Galli fumait sa cigarette avec des mines qui énervaient Cesare Onorelli. Kovask surveillait ce dernier du coin de l’œil et, quand il le vit marcher vers l’ingénieur, il s’interposa.

— Laissez-moi lui faire une grosse tête à ce singe-là. Il se fout de nous et, avec vos propositions, il va s’en tirer blanc comme neige.

— Allez vous asseoir, fit Kovask durement. L’ingénieur soupira de soulagement. Il avait certainement peur des coups.

— Nous ne disposons plus guère de temps, signore Galli. Reconnaissez-vous les faits tels que je vous les ai exposés ?

Le petit Italien passa un doigt sur ses lèvres sèches, éteignit sa cigarette dans un cendrier.

— Je connais les Fordoro, dit-il. Depuis plusieurs mois. Emma est venue me voir ici, un après-midi. Son mari avait dû se rendre à Rome. Elle est restée jusqu’au lendemain matin.

Il parut sourire légèrement au souvenir des heures passées en compagnie de la jeune femme.

— C’est peu de temps après, que j’ai eu cette malheureuse histoire avec une petite prostituée du port. Bien sûr, elle n’avait que quinze ans.

— Peut-être moins, ricana Onorelli. Kovask le regarda fixement et le gros vigile se tut.

— Maintenant que j’y songe, il se pourrait que cette petite m’ait été envoyée. J’ai eu l’impression de tomber dans un traquenard. Elle accepte moyennant vingt mille lires de me suivre ici. Nous étions sur ce canapé lorsqu’elle se met à crier. Les parents surgissent, le père, un homme terrible, m’a même frappé. La police est arrivée. J’étais coincé. J’ai signé une reconnaissance de dettes de deux millions.

Le lieutenant commander songeait que les méthodes de ce réseau inconnu se ressemblaient. Bruno Fordoro d’abord, puis Galli. Ils étudiaient longuement chaque cas, découvraient le point faible des hommes dont ils avaient besoin.

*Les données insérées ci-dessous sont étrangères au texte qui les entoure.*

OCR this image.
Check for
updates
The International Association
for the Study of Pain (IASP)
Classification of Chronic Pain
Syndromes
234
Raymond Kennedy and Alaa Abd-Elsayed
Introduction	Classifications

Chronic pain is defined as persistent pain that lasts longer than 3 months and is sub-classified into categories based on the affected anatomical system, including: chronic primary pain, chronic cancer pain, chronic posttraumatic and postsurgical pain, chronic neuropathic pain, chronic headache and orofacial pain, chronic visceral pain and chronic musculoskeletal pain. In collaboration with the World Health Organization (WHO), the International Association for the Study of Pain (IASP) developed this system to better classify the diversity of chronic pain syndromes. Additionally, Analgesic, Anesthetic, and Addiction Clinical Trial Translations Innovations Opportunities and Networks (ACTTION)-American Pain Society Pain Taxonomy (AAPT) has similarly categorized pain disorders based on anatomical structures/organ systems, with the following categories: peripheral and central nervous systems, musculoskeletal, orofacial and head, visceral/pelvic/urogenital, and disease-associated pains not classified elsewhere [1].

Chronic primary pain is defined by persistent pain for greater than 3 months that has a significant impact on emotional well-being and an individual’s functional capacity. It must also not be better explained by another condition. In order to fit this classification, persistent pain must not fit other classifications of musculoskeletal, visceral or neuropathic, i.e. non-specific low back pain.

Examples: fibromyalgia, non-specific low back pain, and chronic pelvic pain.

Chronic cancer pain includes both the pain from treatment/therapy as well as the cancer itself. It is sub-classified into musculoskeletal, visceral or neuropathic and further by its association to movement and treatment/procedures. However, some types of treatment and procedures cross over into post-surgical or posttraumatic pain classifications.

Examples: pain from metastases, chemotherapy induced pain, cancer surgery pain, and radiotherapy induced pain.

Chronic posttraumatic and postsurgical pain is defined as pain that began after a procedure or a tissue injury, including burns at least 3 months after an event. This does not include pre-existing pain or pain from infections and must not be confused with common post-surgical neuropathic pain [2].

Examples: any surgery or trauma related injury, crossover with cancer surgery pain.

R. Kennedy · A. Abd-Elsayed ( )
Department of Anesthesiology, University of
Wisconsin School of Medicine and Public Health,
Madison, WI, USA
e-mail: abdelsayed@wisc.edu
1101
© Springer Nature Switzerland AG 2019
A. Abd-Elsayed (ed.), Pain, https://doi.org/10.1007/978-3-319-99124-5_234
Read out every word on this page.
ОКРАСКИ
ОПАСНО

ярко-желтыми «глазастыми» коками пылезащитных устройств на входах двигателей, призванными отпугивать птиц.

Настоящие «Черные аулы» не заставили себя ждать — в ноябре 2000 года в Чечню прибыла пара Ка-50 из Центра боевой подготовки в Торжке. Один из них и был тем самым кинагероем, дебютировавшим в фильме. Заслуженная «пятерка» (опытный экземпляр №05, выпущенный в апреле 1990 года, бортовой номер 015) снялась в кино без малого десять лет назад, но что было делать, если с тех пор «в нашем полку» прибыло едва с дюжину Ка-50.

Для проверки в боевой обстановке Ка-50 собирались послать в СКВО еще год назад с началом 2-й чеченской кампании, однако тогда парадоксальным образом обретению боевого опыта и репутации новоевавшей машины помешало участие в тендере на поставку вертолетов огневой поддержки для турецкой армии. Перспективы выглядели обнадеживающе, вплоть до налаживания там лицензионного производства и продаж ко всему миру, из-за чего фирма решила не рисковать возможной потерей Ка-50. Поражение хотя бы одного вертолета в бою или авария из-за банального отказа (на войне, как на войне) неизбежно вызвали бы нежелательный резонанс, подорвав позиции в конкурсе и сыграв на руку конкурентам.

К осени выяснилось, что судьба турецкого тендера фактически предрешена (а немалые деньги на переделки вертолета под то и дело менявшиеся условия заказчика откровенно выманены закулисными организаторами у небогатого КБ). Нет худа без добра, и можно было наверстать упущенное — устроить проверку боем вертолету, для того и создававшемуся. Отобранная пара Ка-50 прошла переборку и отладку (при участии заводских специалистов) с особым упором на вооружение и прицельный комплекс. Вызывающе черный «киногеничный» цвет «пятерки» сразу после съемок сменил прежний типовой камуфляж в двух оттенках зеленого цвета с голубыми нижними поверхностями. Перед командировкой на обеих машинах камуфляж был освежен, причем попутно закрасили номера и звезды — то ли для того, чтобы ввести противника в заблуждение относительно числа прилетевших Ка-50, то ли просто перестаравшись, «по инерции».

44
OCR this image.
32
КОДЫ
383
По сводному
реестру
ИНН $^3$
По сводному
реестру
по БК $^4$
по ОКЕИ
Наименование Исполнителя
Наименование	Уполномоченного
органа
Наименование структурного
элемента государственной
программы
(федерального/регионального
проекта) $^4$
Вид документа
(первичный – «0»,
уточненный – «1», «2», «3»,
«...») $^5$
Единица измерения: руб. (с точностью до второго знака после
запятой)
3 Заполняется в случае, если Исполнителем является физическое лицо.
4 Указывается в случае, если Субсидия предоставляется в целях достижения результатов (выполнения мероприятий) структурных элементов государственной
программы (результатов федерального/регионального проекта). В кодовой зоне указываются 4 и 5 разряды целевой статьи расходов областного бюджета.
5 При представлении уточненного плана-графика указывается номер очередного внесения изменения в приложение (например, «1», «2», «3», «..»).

— C’est assez classique, reconnaissait Galli. Emma m’a dit qu’elle pouvait me procurer un million tout de suite et l’autre, au bout de quelque temps. J’étais quand même aux abois. Je ne l’ai pas tellement crue, lorsqu’un jour elle m’a apporté cent billets de dix mille lires de la part de son patron, Ugo Montale.

— Vous l’avez rencontré alors ?

— Deux jours plus tard.

Galli se leva et Cesare se ramassa sur lui-même, prêt à bondir.

— Je boirais bien un verre.

— J’y vais, dit le chef des vigiles. À la cuisine ? Bien.

L’ingénieur poursuivit.

— Cet homme m’a expliqué très franchement que, tout en travaillant pour l’école internationale par correspondance, il faisait également du renseignement économique et commercial pour une société anglaise. Nos méthodes de travail et nos secrets l’intéressaient. Je lui ai fourni quelques détails sur la soudure des coques, et également sur l’élimination de l’électricité statique dans une construction où de si nombreux métaux sont employés. Rien de bien grave.

Cesare revenait avec une bouteille de Cinzano blanc sortant du réfrigérateur et couverte de buée, et quatre verres. Il déboucha la bouteille, fit bonne mesure avant de servir chacun, même Galli. Ce dernier but presque d’un trait, et le chef des vigiles lui remplit à nouveau son verre.